世界の自動車販売台数で世界のTOP10に、トヨタ、日産、ホンダ、スズキの4社が名を連ねる自動車大国の日本が、爆発的に拡大する可能性を秘めた「空飛ぶクルマ」市場に対して、手をこまねいてはいられない。
既に2014年には、アメリカ・サンフランシスコで開催された、ブルームバーグ主催の「ネクスト・ビッグシング・サミット」(Bloomberg‘s Next Big Thing Summit)で、トヨタ自動車の技術管理部担当の吉貴寛良常務(当時)が、「空飛ぶクルマ」の研究・開発を進めていることを明らかにした。
詳細は一切明かされていないが、富士山の麓にあるトヨタの東富士研究所で、プロペラを使ってホーバークラフトのように地上に浮かび上がる「ホバーカー」の開発を目指し、車体浮揚技術を研究していると見られる。
おそらく、自由自在に空を飛び回れる乗り物ではなく、路面から浮上した状態で移動するクルマだと推測される。
同社は世界中に車輪とタイヤを持たない「空飛ぶクルマ」を最初に広める企業となるかも知れない。
同じくこのサミットに登壇したNHTSA(アメリカ運輸省道路交通安全局)のデビッド・フリードマン局長は、トヨタの先端研究は「将来有望な革新的技術である」とコメントした。
●「スカイカー市場」で“ものづくり大国”日本の真価を発揮!
一方、ホンダ(本田技研工業)こそが、日本初の「空飛ぶクルマ」を開発すると見る専門家も多い。
同社は、2014年に、日本で初めての小型ビジネスジェット機「ホンダジェット」(HondaJet)の量産型1号機の初飛行に成功。
構想から半世紀を経て、いよいよホンダ製の航空機が量産体制に入った。
7名乗りの同機は、日本円で450万ドル(約5億8000万円)するが、2015年にアメリカで販売をスタートして以来、北米、中南米、欧州、東南アジア、中国、インド、中東で発売し、今や小型ジェット機の分野で世界ナンバーワンとなっている。
アメリカでは、石油危機の際に低燃費によって人気を博したホンダの「シビック」になぞらえて、燃費の良さから「空飛ぶシビック」と呼ばれている。
2018年6月には、ついに日本での販売が開始を発表。7代目の八郷隆弘社長が、「ホンダがこういうものをつくっていることを日本でも理解してもらい、チャレンジしている姿を見せたい」と述べた。
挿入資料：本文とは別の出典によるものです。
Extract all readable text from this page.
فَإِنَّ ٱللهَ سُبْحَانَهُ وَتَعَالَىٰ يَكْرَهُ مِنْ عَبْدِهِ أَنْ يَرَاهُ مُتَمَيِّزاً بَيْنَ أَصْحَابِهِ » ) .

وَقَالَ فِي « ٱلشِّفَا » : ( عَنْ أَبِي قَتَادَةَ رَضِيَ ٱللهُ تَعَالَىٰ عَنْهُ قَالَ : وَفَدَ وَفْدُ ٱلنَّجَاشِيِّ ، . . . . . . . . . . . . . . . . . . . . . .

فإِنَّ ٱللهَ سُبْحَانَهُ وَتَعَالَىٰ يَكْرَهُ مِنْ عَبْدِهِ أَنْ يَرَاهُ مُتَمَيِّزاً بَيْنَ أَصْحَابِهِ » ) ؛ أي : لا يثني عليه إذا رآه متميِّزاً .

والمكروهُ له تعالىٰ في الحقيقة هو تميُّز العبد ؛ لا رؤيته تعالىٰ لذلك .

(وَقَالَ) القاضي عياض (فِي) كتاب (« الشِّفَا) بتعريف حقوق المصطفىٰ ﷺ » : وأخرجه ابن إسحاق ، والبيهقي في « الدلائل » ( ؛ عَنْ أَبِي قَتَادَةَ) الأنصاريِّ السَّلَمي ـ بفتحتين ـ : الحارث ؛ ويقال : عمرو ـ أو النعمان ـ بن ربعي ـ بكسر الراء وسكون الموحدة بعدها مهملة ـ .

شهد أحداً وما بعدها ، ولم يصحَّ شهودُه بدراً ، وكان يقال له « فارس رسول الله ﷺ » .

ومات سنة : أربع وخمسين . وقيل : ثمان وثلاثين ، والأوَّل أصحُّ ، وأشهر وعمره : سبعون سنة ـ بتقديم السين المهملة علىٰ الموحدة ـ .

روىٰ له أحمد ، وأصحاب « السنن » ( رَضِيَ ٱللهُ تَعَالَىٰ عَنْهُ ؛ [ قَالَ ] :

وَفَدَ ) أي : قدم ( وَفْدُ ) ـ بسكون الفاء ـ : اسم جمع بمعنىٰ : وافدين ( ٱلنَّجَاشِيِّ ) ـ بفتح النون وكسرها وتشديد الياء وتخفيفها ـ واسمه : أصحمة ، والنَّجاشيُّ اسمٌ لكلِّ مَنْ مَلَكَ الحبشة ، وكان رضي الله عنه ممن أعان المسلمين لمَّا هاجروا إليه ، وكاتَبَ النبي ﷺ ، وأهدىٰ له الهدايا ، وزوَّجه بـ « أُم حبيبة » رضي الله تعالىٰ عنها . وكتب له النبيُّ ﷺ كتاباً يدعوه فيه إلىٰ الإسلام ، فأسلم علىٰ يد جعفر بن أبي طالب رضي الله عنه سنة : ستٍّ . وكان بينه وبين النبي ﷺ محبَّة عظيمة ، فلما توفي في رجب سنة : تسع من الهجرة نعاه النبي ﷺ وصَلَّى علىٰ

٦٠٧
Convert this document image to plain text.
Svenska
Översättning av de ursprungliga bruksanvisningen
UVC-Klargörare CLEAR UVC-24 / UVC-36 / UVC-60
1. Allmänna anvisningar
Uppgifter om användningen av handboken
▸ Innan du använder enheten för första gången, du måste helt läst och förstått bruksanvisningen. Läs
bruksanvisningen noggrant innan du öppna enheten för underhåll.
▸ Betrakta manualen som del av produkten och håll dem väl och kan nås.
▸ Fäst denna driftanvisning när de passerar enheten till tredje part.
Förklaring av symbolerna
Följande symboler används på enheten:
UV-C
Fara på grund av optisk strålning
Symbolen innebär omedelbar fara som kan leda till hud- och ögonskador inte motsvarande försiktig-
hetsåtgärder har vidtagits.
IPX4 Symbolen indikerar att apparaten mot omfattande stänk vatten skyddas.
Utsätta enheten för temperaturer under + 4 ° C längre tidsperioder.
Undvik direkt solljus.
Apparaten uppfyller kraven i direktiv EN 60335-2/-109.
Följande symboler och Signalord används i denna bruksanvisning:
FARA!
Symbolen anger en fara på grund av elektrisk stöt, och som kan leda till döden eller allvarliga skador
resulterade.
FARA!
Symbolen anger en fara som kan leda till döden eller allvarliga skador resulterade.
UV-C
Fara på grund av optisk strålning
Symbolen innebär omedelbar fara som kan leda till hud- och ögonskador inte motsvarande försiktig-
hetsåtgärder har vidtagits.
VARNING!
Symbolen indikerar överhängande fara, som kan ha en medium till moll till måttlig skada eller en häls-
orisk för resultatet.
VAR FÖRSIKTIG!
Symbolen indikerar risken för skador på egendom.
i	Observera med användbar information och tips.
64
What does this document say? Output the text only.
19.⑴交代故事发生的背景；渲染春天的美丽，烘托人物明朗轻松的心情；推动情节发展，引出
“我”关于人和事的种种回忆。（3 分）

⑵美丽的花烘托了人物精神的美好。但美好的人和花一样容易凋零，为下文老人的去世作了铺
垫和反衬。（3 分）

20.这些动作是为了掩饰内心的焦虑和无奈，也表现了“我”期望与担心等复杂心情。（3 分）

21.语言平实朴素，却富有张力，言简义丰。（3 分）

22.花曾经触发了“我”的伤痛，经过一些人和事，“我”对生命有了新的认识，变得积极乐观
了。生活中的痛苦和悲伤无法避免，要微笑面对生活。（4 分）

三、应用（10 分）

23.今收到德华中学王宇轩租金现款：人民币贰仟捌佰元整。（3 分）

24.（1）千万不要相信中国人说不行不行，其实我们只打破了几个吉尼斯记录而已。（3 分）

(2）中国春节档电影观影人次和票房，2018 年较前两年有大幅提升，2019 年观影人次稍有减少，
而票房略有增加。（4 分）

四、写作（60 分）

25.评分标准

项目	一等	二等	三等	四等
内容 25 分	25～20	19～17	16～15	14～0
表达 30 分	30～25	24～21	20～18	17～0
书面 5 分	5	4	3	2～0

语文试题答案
航空機事業への参入は、創業者、故・本田宗一郎氏の悲願であり、同社が自動車事業にまだ参入していなかった1962年(昭和37年)に航空機事業への参入を宣言し、航空機開発のエンジニアを募っていた。
5代目社長の吉野浩行氏と6代目社長の伊東孝紳氏も、東大と京大で航空工学を専攻していた。
宗一郎氏の空への憧れは強く、ホンダのエンブレムであるウイングマークは「いつかは空へ羽ばたきたい」という願いを込めて採用されたものだ。
また、同社は、2009年に、コンセプトカーとして、フランスの工業・自動車デザイナーのジョナサン・マイーディン(Jonathan Mahieddine)氏がクリエイトしたホバーカー「FUZO」のデザインを発表している。
車体はカーボン素材で4機のタービンエンジンを搭載。垂直に離着陸し、空中に浮き上がったまま、最高時速約560kmで飛行することができるとのこと。
EV(電気自動車)やドローンの市場では、アメリカや中国の後塵を拝している“ものづくり大国”日本の自動車メーカーだが、次の主戦場と目される「スカイカー(空飛ぶクルマ)」では、その本領を遺憾なく発揮することを期待したいものだ。